Montana State University houses the second location of the Indigenous Food Lab, as of 2023. This location has a $29 million facility with a "state-of-the-art" kitchen. The Montana facility focuses on recipe development, cooking workshops, feeding Native American students, and producing educational cooking videos for social media.

=== Culinary ethos ===
The Indigenous Food Lab solely utilizes ingredients indigenous to the Americas, sourcing products such as bison from South Dakota's Cheyenne River Buffalo Company, corn from New Mexico's Ute Mountain region, and wild rice from Minnesota's Red Lake Nation. It explicitly excludes post-colonial ingredients including pork, chicken, beef, dairy, and wheat, emphasizing unprocessed, additive-free foods.
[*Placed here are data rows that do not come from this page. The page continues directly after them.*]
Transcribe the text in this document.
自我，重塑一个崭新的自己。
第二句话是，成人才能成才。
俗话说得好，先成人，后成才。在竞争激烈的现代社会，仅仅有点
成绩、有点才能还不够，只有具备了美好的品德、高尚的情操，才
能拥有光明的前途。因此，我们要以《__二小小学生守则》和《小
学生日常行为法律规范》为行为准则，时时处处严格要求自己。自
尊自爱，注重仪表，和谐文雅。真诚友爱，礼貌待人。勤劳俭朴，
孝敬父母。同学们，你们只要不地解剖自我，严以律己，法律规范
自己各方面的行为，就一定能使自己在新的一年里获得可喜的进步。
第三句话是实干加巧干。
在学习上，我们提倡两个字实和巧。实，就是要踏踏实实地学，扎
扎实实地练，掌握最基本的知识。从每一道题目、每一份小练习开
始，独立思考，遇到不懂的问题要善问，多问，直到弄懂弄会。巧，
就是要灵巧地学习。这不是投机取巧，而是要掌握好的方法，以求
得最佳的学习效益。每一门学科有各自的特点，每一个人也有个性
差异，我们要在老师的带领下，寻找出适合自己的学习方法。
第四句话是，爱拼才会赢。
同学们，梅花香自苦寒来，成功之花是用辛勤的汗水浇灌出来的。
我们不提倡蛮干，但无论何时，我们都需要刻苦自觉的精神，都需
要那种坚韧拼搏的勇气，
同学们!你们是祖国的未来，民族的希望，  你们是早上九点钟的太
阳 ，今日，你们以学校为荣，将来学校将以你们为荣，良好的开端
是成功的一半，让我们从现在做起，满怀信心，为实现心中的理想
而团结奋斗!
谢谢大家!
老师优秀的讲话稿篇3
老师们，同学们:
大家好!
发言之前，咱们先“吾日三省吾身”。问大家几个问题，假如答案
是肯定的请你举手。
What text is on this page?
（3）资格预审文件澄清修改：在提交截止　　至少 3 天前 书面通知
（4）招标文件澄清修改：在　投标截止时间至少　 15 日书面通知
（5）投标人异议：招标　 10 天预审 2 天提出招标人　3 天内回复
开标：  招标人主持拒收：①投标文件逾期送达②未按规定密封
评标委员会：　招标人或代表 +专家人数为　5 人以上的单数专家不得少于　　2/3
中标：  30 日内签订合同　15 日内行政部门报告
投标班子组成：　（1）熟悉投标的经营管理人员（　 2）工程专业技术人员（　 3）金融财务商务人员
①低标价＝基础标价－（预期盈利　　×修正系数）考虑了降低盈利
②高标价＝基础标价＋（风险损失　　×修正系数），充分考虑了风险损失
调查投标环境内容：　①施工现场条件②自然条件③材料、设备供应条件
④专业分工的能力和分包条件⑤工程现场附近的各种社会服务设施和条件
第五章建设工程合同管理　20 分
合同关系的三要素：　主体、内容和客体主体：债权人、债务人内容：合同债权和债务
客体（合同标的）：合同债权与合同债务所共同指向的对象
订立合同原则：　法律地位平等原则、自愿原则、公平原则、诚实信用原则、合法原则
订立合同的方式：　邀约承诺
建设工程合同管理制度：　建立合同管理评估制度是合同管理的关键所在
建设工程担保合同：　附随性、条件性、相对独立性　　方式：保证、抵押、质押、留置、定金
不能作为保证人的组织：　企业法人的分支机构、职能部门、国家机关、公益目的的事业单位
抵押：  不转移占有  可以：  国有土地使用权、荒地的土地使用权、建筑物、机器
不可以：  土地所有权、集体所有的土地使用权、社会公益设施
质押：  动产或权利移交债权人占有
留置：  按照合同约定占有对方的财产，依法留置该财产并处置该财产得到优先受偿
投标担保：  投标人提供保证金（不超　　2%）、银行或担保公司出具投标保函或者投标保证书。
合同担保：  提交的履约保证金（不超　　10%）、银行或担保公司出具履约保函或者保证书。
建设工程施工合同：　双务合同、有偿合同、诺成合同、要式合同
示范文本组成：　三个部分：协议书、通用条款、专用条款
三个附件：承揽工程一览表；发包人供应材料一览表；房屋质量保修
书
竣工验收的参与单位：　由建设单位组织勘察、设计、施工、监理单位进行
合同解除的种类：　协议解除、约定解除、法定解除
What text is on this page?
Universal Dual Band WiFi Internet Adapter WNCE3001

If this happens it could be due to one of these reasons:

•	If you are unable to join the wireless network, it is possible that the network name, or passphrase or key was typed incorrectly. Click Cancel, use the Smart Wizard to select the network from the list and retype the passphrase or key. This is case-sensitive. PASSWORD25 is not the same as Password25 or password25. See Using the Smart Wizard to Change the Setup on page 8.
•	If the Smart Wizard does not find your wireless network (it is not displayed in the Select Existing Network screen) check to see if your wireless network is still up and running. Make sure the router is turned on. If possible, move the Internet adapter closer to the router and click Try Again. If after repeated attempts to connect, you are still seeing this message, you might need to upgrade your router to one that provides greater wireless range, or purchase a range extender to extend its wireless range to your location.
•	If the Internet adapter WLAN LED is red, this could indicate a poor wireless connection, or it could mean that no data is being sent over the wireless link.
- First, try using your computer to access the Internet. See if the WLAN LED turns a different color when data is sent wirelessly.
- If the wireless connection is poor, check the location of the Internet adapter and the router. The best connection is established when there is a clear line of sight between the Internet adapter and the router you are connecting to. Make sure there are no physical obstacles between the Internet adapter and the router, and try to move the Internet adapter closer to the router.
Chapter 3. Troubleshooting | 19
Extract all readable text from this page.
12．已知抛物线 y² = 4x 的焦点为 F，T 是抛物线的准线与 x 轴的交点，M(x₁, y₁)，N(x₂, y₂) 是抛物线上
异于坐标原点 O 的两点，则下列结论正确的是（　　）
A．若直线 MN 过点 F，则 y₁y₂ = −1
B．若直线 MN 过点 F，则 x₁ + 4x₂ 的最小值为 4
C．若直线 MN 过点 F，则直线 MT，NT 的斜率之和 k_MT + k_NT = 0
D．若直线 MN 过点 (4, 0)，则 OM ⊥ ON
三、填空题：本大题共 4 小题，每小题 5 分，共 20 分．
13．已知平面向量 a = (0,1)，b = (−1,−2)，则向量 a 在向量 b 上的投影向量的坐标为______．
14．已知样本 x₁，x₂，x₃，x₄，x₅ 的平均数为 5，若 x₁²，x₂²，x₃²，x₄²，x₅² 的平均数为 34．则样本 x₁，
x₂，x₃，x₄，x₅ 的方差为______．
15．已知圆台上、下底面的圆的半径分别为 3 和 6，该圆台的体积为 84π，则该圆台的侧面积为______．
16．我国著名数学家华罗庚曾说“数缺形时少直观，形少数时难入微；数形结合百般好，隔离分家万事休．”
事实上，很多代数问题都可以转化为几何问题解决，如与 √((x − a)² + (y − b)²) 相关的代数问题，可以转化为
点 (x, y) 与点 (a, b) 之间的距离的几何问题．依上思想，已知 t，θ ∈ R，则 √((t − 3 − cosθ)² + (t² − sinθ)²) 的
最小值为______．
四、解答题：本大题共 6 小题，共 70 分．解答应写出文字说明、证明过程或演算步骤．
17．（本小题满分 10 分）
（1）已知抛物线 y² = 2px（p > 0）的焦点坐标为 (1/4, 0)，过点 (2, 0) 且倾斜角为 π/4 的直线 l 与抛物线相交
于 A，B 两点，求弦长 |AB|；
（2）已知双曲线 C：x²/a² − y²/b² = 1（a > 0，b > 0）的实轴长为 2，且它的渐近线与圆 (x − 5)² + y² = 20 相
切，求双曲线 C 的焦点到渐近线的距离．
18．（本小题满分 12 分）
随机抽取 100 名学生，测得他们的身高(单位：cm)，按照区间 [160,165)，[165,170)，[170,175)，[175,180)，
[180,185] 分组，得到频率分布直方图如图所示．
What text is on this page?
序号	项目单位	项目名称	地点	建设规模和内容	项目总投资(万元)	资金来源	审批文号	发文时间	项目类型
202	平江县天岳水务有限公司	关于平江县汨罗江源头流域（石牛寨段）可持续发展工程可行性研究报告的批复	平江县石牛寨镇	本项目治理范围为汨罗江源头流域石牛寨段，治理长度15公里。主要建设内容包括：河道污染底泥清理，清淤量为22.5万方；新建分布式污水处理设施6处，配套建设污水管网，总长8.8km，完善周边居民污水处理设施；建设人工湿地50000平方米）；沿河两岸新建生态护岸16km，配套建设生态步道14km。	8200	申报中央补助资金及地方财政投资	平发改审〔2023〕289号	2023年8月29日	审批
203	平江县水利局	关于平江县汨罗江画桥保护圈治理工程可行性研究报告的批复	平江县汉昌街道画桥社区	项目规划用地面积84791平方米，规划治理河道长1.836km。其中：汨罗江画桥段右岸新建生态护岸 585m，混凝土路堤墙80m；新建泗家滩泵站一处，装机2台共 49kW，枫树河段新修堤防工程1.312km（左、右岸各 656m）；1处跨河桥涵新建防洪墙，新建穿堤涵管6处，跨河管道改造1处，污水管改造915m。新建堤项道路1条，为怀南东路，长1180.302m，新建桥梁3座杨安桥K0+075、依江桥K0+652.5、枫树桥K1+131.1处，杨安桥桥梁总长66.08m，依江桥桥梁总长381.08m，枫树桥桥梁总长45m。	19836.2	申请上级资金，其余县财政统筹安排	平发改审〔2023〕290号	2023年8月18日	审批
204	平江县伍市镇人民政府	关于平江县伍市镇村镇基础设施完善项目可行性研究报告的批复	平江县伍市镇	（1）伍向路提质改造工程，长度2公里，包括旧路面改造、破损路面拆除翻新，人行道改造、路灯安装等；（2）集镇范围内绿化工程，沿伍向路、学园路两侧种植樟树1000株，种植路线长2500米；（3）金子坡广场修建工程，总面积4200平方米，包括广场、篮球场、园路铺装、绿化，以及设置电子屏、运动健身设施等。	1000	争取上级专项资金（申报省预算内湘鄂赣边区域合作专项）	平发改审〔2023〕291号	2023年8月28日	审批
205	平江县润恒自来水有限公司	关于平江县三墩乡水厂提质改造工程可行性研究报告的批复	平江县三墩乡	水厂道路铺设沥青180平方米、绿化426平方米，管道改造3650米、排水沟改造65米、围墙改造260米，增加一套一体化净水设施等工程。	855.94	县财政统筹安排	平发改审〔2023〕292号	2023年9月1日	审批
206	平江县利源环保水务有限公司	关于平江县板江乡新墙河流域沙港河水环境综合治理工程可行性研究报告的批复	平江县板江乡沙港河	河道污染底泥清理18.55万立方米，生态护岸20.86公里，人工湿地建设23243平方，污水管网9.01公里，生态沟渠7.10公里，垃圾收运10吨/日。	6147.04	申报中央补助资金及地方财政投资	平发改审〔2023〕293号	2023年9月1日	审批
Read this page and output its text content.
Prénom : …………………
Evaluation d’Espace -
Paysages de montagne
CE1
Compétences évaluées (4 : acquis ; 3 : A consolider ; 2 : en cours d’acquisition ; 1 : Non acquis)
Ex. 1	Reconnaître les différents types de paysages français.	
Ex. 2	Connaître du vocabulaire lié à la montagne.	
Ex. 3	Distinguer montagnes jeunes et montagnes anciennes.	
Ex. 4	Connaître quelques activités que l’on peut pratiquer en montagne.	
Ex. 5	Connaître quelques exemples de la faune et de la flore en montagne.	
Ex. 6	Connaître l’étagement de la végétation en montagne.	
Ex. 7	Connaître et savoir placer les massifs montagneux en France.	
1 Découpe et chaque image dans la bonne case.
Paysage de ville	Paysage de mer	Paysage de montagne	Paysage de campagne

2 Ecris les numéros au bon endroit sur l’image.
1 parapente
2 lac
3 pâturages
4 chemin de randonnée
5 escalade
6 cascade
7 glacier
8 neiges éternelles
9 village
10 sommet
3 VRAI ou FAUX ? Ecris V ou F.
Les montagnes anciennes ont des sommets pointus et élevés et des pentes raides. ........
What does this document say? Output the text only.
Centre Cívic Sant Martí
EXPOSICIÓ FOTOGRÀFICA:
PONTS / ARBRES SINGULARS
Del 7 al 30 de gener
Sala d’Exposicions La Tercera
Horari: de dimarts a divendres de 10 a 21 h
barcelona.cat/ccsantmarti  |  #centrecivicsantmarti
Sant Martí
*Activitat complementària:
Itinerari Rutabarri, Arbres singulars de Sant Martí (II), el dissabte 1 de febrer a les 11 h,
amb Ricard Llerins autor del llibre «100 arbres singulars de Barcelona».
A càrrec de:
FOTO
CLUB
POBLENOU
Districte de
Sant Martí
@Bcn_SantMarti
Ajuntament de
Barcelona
The organization maintains a market selling tribal community products and offers educational programming through Indigenous cooking classes.

=== COVID-19 pandemic ===
Sherman envisioned expanding the model across North America, aiming to represent local Indigenous food cultures from every region in the Americas. They wanted to offer cultural programming such as pottery and language classes, though plans were affected by the COVID-19 pandemic. While initially planned for in-person instruction, the pandemic led to a shift toward online education during that time.

=== Events ===
The Indigenous Food Lab participated in the 2024 Minnesota State Fair with menus including, bison meatballs incorporating wild rice and cranberries with wóžapi sauce, and sweet potato dumplings topped with a seed mix. These items were accompanied by their Nixtamal bowls. The menu also featured an optional garnish of sumac and chili-seasoned crickets.